I found the no. 190 Caravan as showing the same solution for the axle mounting. I cannot think of other examples. Kind regards, Jan
The Studebaker Dinky tanker has a very distinctive tank body, with the tank with rear sloping bucket doors extending beyond the side panels. Unlike the Gasoline Tanker in the Studebaker Trucks advert above where they are of apiece. This style was typical of Heil of Tennessee. As Dinky were meticulous with their tank bodies, such as on the AEC Monarch, they probably had a streamlined Heil to work from, as it is called a ‘Realistic Reproduction’.
The axle of the French caravan ref. 811 is also assembled in this way.
The Mobilgas family from a different point of view:
As usual, a fabulous introduction to this tanker by Jan O. -- but now that TMT is sadly no more, perhaps information should be added about the aluminum versions of the 30p and 30pa. We know that they came early (1950-1952?) as an experiment, probably as a result of Korean War-induced shortages, but of oourse mazak versions of both models also exist.
What I am mainly wondering is how common (or not) the aluminum versions are. As far as I have seen, complete auctions on Vectis and sales on QDT have not mentioned what maerials the tankers were made of, assuming the sellers and buyers were even aware or cared.
As the TMT post had mentioned -- and is documented in JD's Encyclopedia -- the two versions are easy to tell apart by weight.
All the auction houses are not very good about variations. They should buy the Encyclopaedia, this would raise the prices and their profits. For example Rob's Ferrari on sale on Vectis who do not mention which version is the front grille. If it is the smooth one then it is much more valuable.

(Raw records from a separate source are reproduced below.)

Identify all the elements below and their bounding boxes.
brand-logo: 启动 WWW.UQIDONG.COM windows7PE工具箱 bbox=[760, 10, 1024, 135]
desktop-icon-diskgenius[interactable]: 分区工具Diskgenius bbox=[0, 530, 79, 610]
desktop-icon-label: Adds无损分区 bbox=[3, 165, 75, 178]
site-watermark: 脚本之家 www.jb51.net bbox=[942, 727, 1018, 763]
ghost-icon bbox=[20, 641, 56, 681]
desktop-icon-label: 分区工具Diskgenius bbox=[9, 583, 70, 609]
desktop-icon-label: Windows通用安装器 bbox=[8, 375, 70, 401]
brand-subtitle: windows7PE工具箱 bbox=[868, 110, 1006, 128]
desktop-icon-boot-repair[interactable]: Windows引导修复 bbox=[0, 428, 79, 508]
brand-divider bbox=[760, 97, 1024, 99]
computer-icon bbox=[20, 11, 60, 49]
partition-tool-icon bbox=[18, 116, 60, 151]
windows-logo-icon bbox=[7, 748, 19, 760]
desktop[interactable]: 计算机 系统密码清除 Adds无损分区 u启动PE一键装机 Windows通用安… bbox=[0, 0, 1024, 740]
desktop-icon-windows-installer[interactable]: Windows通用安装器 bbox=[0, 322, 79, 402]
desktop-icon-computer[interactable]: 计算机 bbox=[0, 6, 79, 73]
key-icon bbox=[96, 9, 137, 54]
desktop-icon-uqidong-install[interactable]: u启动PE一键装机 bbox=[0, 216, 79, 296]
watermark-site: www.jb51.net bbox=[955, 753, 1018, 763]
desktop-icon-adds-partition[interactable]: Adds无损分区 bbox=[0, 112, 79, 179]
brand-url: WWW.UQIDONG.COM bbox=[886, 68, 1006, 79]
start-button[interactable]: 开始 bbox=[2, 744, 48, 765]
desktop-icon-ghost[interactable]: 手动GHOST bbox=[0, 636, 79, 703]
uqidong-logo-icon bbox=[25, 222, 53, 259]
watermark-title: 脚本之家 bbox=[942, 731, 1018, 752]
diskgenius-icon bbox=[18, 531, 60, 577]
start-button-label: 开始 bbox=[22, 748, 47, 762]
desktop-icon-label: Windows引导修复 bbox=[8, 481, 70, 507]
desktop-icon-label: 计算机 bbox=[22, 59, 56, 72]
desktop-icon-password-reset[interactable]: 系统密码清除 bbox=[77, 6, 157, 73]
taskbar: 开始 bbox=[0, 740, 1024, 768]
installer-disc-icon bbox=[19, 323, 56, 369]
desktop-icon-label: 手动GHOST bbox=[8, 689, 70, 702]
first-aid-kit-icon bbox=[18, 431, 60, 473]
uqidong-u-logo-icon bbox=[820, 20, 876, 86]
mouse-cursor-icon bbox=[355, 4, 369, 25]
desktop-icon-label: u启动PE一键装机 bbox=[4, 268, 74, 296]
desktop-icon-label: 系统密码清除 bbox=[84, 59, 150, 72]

The Studebaker tanker and other Dinky Toys have been copied to make Club models for W.M.T.C. but what is the W.M.T.C. ?
Since the tanker advertises Wessex Gas, the Wessex Model and Toy Collector Club was an easy guess, and sure enough ... https://www.collectors-club-of-great-britain.co.uk/clubs/wessex-model-and-collectors-club-1/
I assume this model was produced by Ian Law, like so many others. An interview with him, and pictures of the process of making the replicas, would make a nice article for the Journal.
Thank you Johnny, your information helped me to contact this club, they will send me the information about the three models that they ordered from Ian Law.
While walking down Queen street in Auckland last december, I saw this sign in a shop window.
I could not resist to change it to that.